|Mr. Wuncler:||Magnificent! I admire entrepreneurship in young people.|
|Huey Freeman:||You mean like the 12-year-old girls that work in your sweatshops in Indonesia?|
|Mr. Wuncler:||That's right! Every morning I wake up and put one foot on the ground and the other up the ass of a 12-year-old Indonesian girl. And if this country didn't have unions and child labor laws maybe your generation would understand the value of hard work.|
I hate reading online comments.
I just read some comments posted under a Boondocks episode. The post read: “This show is about everything that’s wrong with black culture, and you are all just proving it.” (In context, this was a part of an ongoing argument between a self-identifying black person and a self-identifying white person. Needless to say, when speaking of online comments, the space quickly turned into another stage for white supremacist ideas—and so “nigger” just started flying all over the place.)

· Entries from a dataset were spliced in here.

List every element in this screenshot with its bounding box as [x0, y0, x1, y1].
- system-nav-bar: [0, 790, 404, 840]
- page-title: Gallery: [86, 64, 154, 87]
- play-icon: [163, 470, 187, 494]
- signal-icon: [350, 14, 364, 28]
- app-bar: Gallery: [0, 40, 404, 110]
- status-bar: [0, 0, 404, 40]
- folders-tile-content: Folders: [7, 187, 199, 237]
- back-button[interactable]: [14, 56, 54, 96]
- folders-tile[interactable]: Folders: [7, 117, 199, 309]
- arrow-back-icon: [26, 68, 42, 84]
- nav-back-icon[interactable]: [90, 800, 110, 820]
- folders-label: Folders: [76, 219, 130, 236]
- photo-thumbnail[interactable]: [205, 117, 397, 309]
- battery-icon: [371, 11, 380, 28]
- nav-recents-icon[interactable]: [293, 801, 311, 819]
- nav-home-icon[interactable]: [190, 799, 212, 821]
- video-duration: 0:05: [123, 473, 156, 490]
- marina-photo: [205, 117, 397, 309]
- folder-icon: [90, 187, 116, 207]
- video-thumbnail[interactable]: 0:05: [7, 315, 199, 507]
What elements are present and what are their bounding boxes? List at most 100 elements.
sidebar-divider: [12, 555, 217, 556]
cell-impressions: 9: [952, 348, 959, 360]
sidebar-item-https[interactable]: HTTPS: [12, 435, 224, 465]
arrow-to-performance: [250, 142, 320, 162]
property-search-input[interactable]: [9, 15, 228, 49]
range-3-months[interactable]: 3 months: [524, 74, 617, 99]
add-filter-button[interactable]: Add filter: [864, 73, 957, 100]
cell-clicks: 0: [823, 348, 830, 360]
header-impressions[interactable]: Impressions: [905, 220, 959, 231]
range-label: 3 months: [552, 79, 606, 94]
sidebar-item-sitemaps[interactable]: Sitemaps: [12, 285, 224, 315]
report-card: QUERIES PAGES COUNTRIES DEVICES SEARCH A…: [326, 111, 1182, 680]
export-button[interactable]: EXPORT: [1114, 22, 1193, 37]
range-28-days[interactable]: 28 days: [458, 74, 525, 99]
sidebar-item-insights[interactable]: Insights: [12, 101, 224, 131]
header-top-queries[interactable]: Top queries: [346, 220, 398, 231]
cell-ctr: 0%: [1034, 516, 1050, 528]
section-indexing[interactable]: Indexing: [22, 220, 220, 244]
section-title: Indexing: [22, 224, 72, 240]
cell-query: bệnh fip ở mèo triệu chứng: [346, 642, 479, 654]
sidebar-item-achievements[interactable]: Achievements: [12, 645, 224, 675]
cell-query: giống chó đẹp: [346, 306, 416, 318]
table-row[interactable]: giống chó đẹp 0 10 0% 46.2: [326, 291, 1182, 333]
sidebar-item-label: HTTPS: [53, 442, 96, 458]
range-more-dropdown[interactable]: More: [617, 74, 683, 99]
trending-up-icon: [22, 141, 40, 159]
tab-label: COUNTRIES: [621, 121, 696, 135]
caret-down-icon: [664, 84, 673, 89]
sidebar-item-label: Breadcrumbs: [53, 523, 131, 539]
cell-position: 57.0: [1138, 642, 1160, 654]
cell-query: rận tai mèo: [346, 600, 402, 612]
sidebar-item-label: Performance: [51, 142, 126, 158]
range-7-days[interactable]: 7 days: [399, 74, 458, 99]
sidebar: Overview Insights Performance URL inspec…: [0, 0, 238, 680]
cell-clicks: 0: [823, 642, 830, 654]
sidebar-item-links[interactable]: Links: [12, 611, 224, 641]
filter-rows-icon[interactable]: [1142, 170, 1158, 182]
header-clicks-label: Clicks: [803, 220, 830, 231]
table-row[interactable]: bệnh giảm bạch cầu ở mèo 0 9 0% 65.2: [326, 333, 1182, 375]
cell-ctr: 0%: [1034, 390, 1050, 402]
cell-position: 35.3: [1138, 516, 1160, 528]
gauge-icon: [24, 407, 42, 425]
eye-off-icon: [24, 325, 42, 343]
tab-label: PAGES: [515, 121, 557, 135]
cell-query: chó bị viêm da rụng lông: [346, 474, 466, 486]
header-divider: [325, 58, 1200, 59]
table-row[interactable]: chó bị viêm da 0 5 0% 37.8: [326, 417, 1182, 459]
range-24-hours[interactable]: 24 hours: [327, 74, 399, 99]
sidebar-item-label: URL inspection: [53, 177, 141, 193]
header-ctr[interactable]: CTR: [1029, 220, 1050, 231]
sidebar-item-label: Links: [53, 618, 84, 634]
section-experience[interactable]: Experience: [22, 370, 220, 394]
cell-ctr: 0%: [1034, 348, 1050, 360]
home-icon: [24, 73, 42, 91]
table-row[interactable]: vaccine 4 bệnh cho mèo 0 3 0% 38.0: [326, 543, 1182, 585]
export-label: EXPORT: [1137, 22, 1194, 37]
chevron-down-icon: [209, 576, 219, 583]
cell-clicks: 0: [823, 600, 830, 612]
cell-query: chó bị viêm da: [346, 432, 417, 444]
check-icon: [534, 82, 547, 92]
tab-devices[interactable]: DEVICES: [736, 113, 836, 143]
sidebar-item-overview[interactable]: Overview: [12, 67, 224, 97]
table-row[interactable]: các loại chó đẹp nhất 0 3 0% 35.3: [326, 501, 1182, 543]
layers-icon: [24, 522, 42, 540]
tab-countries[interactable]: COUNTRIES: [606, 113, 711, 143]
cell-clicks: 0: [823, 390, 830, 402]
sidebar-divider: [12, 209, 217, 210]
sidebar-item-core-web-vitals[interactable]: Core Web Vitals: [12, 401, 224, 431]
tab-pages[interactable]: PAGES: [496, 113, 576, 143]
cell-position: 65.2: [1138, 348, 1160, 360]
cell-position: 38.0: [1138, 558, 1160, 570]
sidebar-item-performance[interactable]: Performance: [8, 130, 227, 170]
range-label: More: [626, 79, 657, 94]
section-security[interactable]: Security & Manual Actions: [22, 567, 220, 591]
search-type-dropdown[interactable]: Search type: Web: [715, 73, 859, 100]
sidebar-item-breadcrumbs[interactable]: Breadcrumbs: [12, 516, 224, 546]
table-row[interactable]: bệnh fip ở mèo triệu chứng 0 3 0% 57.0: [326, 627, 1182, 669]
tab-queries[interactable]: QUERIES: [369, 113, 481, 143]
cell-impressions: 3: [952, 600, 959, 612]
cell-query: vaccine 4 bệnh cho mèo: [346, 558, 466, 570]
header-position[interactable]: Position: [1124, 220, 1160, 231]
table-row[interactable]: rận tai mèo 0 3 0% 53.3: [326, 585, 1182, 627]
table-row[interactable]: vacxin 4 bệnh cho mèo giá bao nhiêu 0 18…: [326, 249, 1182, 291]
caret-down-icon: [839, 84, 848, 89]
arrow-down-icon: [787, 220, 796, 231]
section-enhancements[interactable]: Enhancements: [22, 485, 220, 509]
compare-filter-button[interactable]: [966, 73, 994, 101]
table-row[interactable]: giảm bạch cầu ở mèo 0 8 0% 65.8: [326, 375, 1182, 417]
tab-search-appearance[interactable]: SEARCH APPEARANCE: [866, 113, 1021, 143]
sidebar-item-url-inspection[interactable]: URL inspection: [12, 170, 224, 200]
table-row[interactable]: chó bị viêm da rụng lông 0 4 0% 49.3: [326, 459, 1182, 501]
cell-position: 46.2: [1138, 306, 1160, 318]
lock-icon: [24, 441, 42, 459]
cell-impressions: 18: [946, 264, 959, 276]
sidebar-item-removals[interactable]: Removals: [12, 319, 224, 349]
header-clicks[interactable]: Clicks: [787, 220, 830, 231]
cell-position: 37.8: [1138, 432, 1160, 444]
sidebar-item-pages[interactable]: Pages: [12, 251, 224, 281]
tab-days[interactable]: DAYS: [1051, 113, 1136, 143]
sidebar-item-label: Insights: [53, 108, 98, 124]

The show isn’t about what’s wrong with black culture or black folks. There’s nothing wrong with black folks. There is something wrong with racism and race relations, and how it plays out in america. That’s what the show is about—it’s satire. It’s about how black americans are perceived and portrayed by both whites and non-whites in america. And if you think that the writers are even beginning to try to create an accurate portrayal of black america, then you’re racist.